One day until election day.
First the scoreboard:
And now the top stories:
- The ISM non-manufacturing (or services) index fell to 54.2 in October from 55.1 a month ago. This was just shy of the 54.5 expected by economists. Any number above 50 signals expansion, so it was ultimately a positive report. However, it didn't move markets. But it's worth noting that it's the last major economic data point ahead of tomorrow's U.S. presidential election.
- Indeed, most of the chatter today was about the election. In a new piece for the Financial Times, Nomura's Richard Koo argued that Barack Obama's policies were the correct response to the recession. He pointed to Japan's experience of ill-timed deficit cuts, which caused horrendous deterioration in economic growth. Koo warned: "It is risky for politicians to explain but, until they make it clear that the economy will implode if everybody is saving and nobody is borrowing, public support for the necessary fiscal stimulus is likely to weaken, as seen during the past four years of the Obama administration."
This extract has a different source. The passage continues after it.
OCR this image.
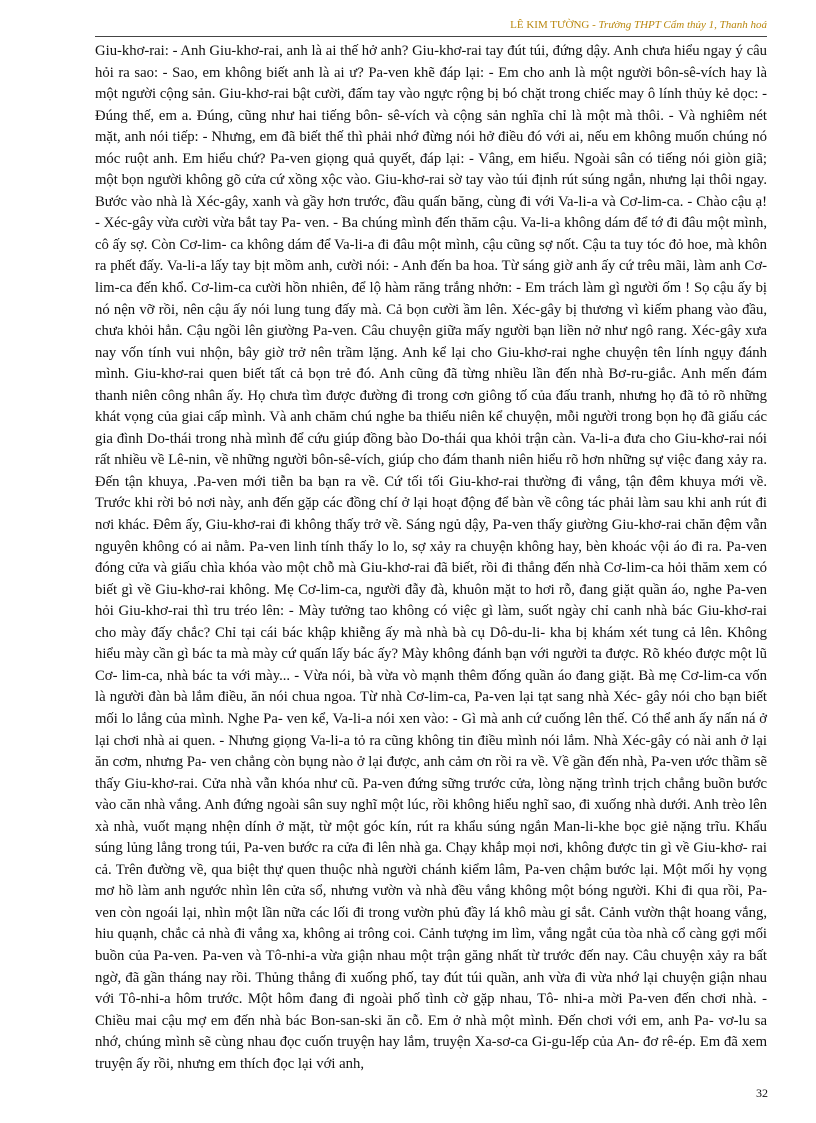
LÊ KIM TƯỜNG - Trường THPT Cẩm thủy 1, Thanh hoá

Giu-khơ-rai: - Anh Giu-khơ-rai, anh là ai thế hở anh? Giu-khơ-rai tay đút túi, đứng dậy. Anh chưa hiểu ngay ý câu hỏi ra sao: - Sao, em không biết anh là ai ư? Pa-ven khẽ đáp lại: - Em cho anh là một người bôn-sê-vích hay là một người cộng sản. Giu-khơ-rai bật cười, đấm tay vào ngực rộng bị bó chặt trong chiếc may ô lính thủy kẻ dọc: - Đúng thế, em a. Đúng, cũng như hai tiếng bôn- sê-vích và cộng sản nghĩa chỉ là một mà thôi. - Và nghiêm nét mặt, anh nói tiếp: - Nhưng, em đã biết thế thì phải nhớ đừng nói hở điều đó với ai, nếu em không muốn chúng nó móc ruột anh. Em hiểu chứ? Pa-ven giọng quả quyết, đáp lại: - Vâng, em hiểu. Ngoài sân có tiếng nói giòn giã; một bọn người không gõ cửa cứ xồng xộc vào. Giu-khơ-rai sờ tay vào túi định rút súng ngắn, nhưng lại thôi ngay. Bước vào nhà là Xéc-gây, xanh và gầy hơn trước, đầu quấn băng, cùng đi với Va-li-a và Cơ-lim-ca. - Chào cậu ạ! - Xéc-gây vừa cười vừa bắt tay Pa- ven. - Ba chúng mình đến thăm cậu. Va-li-a không dám để tớ đi đâu một mình, cô ấy sợ. Còn Cơ-lim- ca không dám để Va-li-a đi đâu một mình, cậu cũng sợ nốt. Cậu ta tuy tóc đỏ hoe, mà khôn ra phết đấy. Va-li-a lấy tay bịt mồm anh, cười nói: - Anh đến ba hoa. Từ sáng giờ anh ấy cứ trêu mãi, làm anh Cơ-lim-ca đến khổ. Cơ-lim-ca cười hồn nhiên, để lộ hàm răng trắng nhởn: - Em trách làm gì người ốm ! Sọ cậu ấy bị nó nện vỡ rồi, nên cậu ấy nói lung tung đấy mà. Cả bọn cười ầm lên. Xéc-gây bị thương vì kiếm phang vào đầu, chưa khỏi hẳn. Cậu ngồi lên giường Pa-ven. Câu chuyện giữa mấy người bạn liền nở như ngô rang. Xéc-gây xưa nay vốn tính vui nhộn, bây giờ trở nên trầm lặng. Anh kể lại cho Giu-khơ-rai nghe chuyện tên lính ngụy đánh mình. Giu-khơ-rai quen biết tất cả bọn trẻ đó. Anh cũng đã từng nhiều lần đến nhà Bơ-ru-giắc. Anh mến đám thanh niên công nhân ấy. Họ chưa tìm được đường đi trong cơn giông tố của đấu tranh, nhưng họ đã tỏ rõ những khát vọng của giai cấp mình. Và anh chăm chú nghe ba thiếu niên kể chuyện, mỗi người trong bọn họ đã giấu các gia đình Do-thái trong nhà mình để cứu giúp đồng bào Do-thái qua khỏi trận càn. Va-li-a đưa cho Giu-khơ-rai nói rất nhiều về Lê-nin, về những người bôn-sê-vích, giúp cho đám thanh niên hiểu rõ hơn những sự việc đang xảy ra. Đến tận khuya, .Pa-ven mới tiễn ba bạn ra về. Cứ tối tối Giu-khơ-rai thường đi vắng, tận đêm khuya mới về. Trước khi rời bỏ nơi này, anh đến gặp các đồng chí ở lại hoạt động để bàn về công tác phải làm sau khi anh rút đi nơi khác. Đêm ấy, Giu-khơ-rai đi không thấy trở về. Sáng ngủ dậy, Pa-ven thấy giường Giu-khơ-rai chăn đệm vẫn nguyên không có ai nằm. Pa-ven linh tính thấy lo lo, sợ xảy ra chuyện không hay, bèn khoác vội áo đi ra. Pa-ven đóng cửa và giấu chìa khóa vào một chỗ mà Giu-khơ-rai đã biết, rồi đi thẳng đến nhà Cơ-lim-ca hỏi thăm xem có biết gì về Giu-khơ-rai không. Mẹ Cơ-lim-ca, người đẫy đà, khuôn mặt to hơi rỗ, đang giặt quần áo, nghe Pa-ven hỏi Giu-khơ-rai thì tru tréo lên: - Mày tưởng tao không có việc gì làm, suốt ngày chỉ canh nhà bác Giu-khơ-rai cho mày đấy chắc? Chỉ tại cái bác khập khiễng ấy mà nhà bà cụ Dô-du-li- kha bị khám xét tung cả lên. Không hiểu mày cần gì bác ta mà mày cứ quấn lấy bác ấy? Mày không đánh bạn với người ta được. Rõ khéo được một lũ Cơ- lim-ca, nhà bác ta với mày... - Vừa nói, bà vừa vò mạnh thêm đống quần áo đang giặt. Bà mẹ Cơ-lim-ca vốn là người đàn bà lắm điều, ăn nói chua ngoa. Từ nhà Cơ-lim-ca, Pa-ven lại tạt sang nhà Xéc- gây nói cho bạn biết mối lo lắng của mình. Nghe Pa- ven kể, Va-li-a nói xen vào: - Gì mà anh cứ cuống lên thế. Có thể anh ấy nấn ná ở lại chơi nhà ai quen. - Nhưng giọng Va-li-a tỏ ra cũng không tin điều mình nói lắm. Nhà Xéc-gây có nài anh ở lại ăn cơm, nhưng Pa- ven chẳng còn bụng nào ở lại được, anh cảm ơn rồi ra về. Về gần đến nhà, Pa-ven ước thầm sẽ thấy Giu-khơ-rai. Cửa nhà vẫn khóa như cũ. Pa-ven đứng sững trước cửa, lòng nặng trình trịch chẳng buồn bước vào căn nhà vắng. Anh đứng ngoài sân suy nghĩ một lúc, rồi không hiểu nghĩ sao, đi xuống nhà dưới. Anh trèo lên xà nhà, vuốt mạng nhện dính ở mặt, từ một góc kín, rút ra khẩu súng ngắn Man-li-khe bọc giẻ nặng trĩu. Khẩu súng lủng lẳng trong túi, Pa-ven bước ra cửa đi lên nhà ga. Chạy khắp mọi nơi, không được tin gì về Giu-khơ- rai cả. Trên đường về, qua biệt thự quen thuộc nhà người chánh kiểm lâm, Pa-ven chậm bước lại. Một mối hy vọng mơ hồ làm anh ngước nhìn lên cửa sổ, nhưng vườn và nhà đều vắng không một bóng người. Khi đi qua rồi, Pa-ven còn ngoái lại, nhìn một lần nữa các lối đi trong vườn phủ đầy lá khô màu gỉ sắt. Cảnh vườn thật hoang vắng, hiu quạnh, chắc cả nhà đi vắng xa, không ai trông coi. Cảnh tượng im lìm, vắng ngắt của tòa nhà cổ càng gợi mối buồn của Pa-ven. Pa-ven và Tô-nhi-a vừa giận nhau một trận găng nhất từ trước đến nay. Câu chuyện xảy ra bất ngờ, đã gần tháng nay rồi. Thủng thẳng đi xuống phố, tay đút túi quần, anh vừa đi vừa nhớ lại chuyện giận nhau với Tô-nhi-a hôm trước. Một hôm đang đi ngoài phố tình cờ gặp nhau, Tô- nhi-a mời Pa-ven đến chơi nhà. - Chiều mai cậu mợ em đến nhà bác Bon-san-ski ăn cỗ. Em ở nhà một mình. Đến chơi với em, anh Pa- vơ-lu sa nhớ, chúng mình sẽ cùng nhau đọc cuốn truyện hay lắm, truyện Xa-sơ-ca Gi-gu-lếp của An- đơ rê-ép. Em đã xem truyện ấy rồi, nhưng em thích đọc lại với anh,

32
- Most polls indicate that the race is close. However, most experts expect Barack Obama to win re-election. But in a his letter this morning, Dennis Gartman wrote that he expects Mitt Romney to win the election "quite handily."
- For many traders, it's not so much who wins the election. Rather, it could prove to be a disaster if the winner can't win by a decent margin. "The biggest political risk is the potential that the US result won‘t be known due to the combination of a tight election and re-count/mail-in issues in swing states," writes Citi's FX team. Art Cashin wrote about this in his Cashin's Comments this morning: "There is a broad hope among traders that the election is not close. With the divided state of the nation on lots of issues, a close result might be the worse outcome."
- According to a new Lundberg survey, gas prices posted their biggest drop two-week drop in four years. This was attributed to the huge drop in California gas prices and a drop in demand on the east coast due to Hurricane Sandy.